When he cried Crowe got the strap – so hard it’d cut the skin. When he’d turn his hand in pain they’d strap the other side.
“Every time I was caught talking my language I’d get severe punishment,” said Crowe who first went to a school when he was seven and never spoke of it for 45 years because he was “ashamed.”
About 150,000 Aboriginal children were taken from their homes and put in schools run by religious denominations like Catholic and Anglican – all funded by the Canadian government.
“The hardest thing about going to the school is the first few days when the light goes out in the dorm.” Murray Crowe, Survivor
Up to 6,000 children died at the schools and the those that survived carried the pain with them through generations. The last schools closed in 1996 in Saskatchewan. In 2008, the federal government apologized and began the Truth and Reconciliation Commission that set up to hear each survivor’s stories and offer compensation. To date, nearly $1.9 billion has been paid to survivors.
The commission’s final report is set to be released Tuesday in Ottawa.
As part of the report’s release, hundreds of survivors are in Ottawa to take part in ceremonies and sharing circles like the one Crowe was at Monday morning in the penthouse of the Delta hotel.
Patricia “Patsy” Stephens was taken to the Shubenacadie residential school in Nova Scotia.
The abuse and pain suffered at the school carried on with Stephens through life.
“Like a glass that was dropped and shattered – That’s how my life was,” said Stephens but with healing she has seen her life “slowly all coming together” again.
The atrocities suffered by Aboriginal children was hidden from the Canadian public for generations. It’d be hard to find details of residential schools in school books even today.

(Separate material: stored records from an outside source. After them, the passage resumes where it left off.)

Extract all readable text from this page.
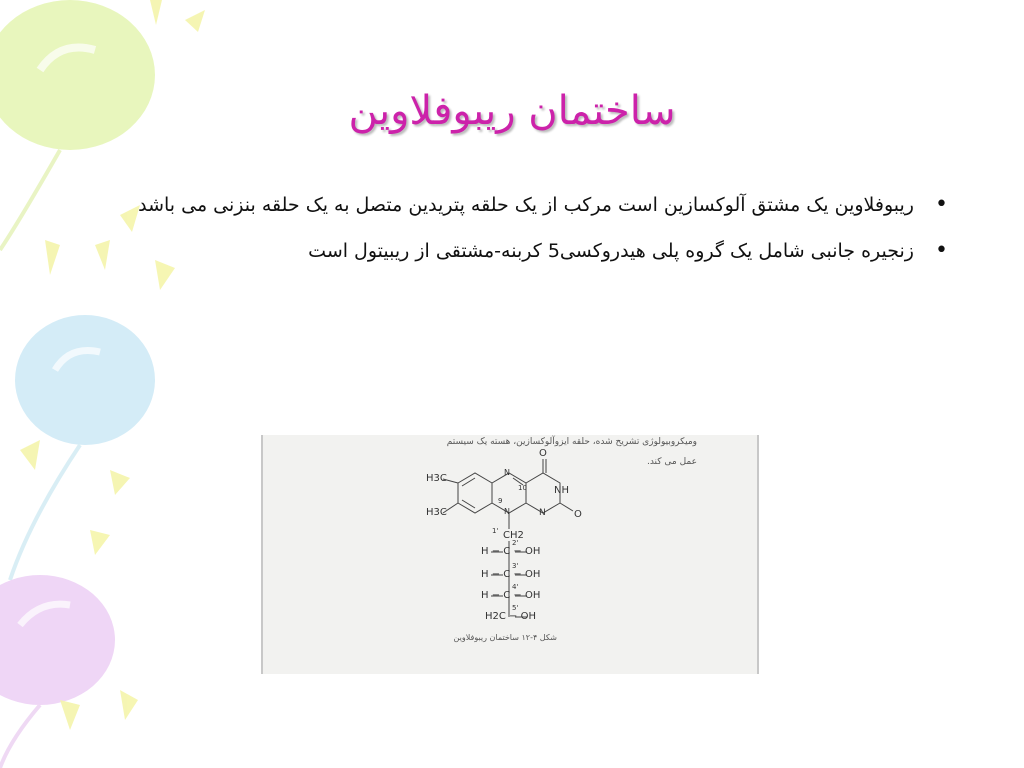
ساختمان ریبوفلاوین
•
ریبوفلاوین یک مشتق آلوکسازین است مرکب از یک حلقه پتریدین متصل به یک حلقه بنزنی می باشد
•
زنجیره جانبی شامل یک گروه پلی هیدروکسی5 کربنه-مشتقی از ریبیتول است
ومیکروبیولوژی تشریح شده، حلقه ایزوآلوکسازین، هسته یک سیستم
عمل می کند.
H3C
H3C
N
10
N
9
O
NH
N	O
1' CH2
H − C − OH
2'
H − C − OH
3'
H − C − OH
4'
H2C − OH
5'
شکل ۴-۱۲ ساختمان ریبوفلاوین
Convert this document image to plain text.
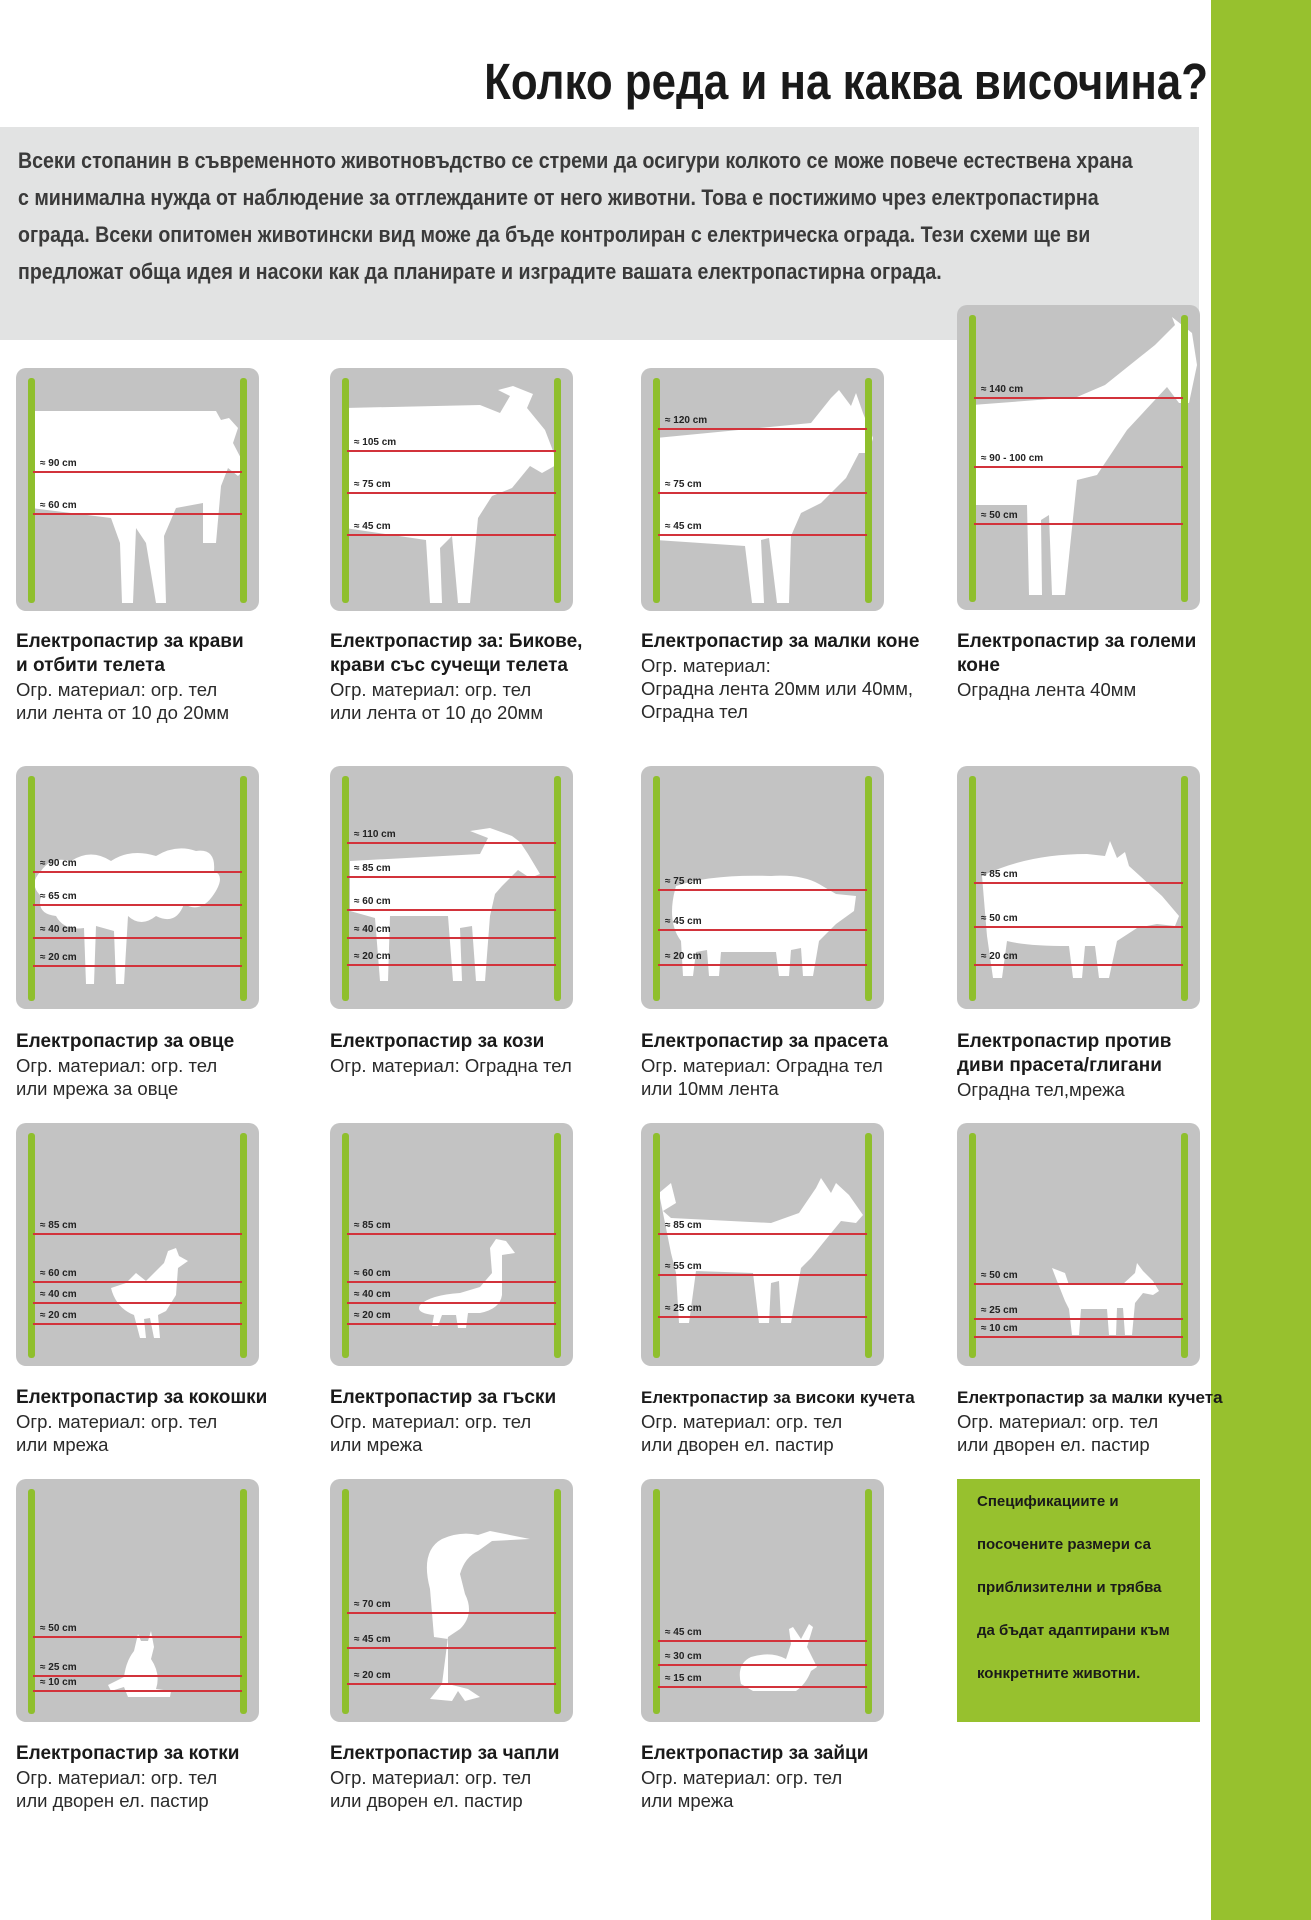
Колко реда и на каква височина?
Всеки стопанин в съвременното животновъдство се стреми да осигури колкото се може повече естествена храна
с минимална нужда от наблюдение за отглежданите от него животни. Това е постижимо чрез електропастирна
ограда. Всеки опитомен животински вид може да бъде контролиран с електрическа ограда. Тези схеми ще ви
предложат обща идея и насоки как да планирате и изградите вашата електропастирна ограда.
≈ 90 cm
≈ 60 cm
Електропастир за крави
и отбити телета
Огр. материал: огр. тел
или лента от 10 до 20мм
≈ 105 cm
≈ 75 cm
≈ 45 cm
Електропастир за: Бикове,
крави със сучещи телета
Огр. материал: огр. тел
или лента от 10 до 20мм
≈ 120 cm
≈ 75 cm
≈ 45 cm
Електропастир за малки коне
Огр. материал:
Оградна лента 20мм или 40мм,
Оградна тел
≈ 140 cm
≈ 90 - 100 cm
≈ 50 cm
Електропастир за големи
коне
Оградна лента 40мм
≈ 90 cm
≈ 65 cm
≈ 40 cm
≈ 20 cm
Електропастир за овце
Огр. материал: огр. тел
или мрежа за овце
≈ 110 cm
≈ 85 cm
≈ 60 cm
≈ 40 cm
≈ 20 cm
Електропастир за кози
Огр. материал: Оградна тел
≈ 75 cm
≈ 45 cm
≈ 20 cm
Електропастир за прасета
Огр. материал: Оградна тел
или 10мм лента
≈ 85 cm
≈ 50 cm
≈ 20 cm
Електропастир против
диви прасета/глигани
Оградна тел,мрежа
≈ 85 cm
≈ 60 cm
≈ 40 cm
≈ 20 cm
Електропастир за кокошки
Огр. материал: огр. тел
или мрежа
≈ 85 cm
≈ 60 cm
≈ 40 cm
≈ 20 cm
Електропастир за гъски
Огр. материал: огр. тел
или мрежа
≈ 85 cm
≈ 55 cm
≈ 25 cm
Електропастир за високи кучета
Огр. материал: огр. тел
или дворен ел. пастир
≈ 50 cm
≈ 25 cm
≈ 10 cm
Електропастир за малки кучета
Огр. материал: огр. тел
или дворен ел. пастир
≈ 50 cm
≈ 25 cm
≈ 10 cm
Електропастир за котки
Огр. материал: огр. тел
или дворен ел. пастир
≈ 70 cm
≈ 45 cm
≈ 20 cm
Електропастир за чапли
Огр. материал: огр. тел
или дворен ел. пастир
≈ 45 cm
≈ 30 cm
≈ 15 cm
Електропастир за зайци
Огр. материал: огр. тел
или мрежа

Спецификациите и

посочените размери са

приблизителни и трябва

да бъдат адаптирани към

конкретните животни.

“I believe a lot change is going to happen and it’s going to be for the better,” said Stephens. “It’s not hidden anymore. I truly believed it’s going to be in the (curriculum) books. It’s going to be taught.”
Mary Hookimawillillene was forced into residential schools for six years.
She recalled the girls in her dorm would have to put their underwear at the end of the bed at night.
A nun would come by and smell each one. If she smelt pee she’d lift the underwear up and tell everyone how dirty the girl was.
Hookimawillillene recalled one young girl who couldn’t stop crying.
The nuns locked her in the basement. Her cries could be heard in Hookimawillillene’s dorm three floors up.
“I could hear her crying for help,” she said. “I couldn’t sleep just listening to her.
The sharing circles continue through the day and Tuesday.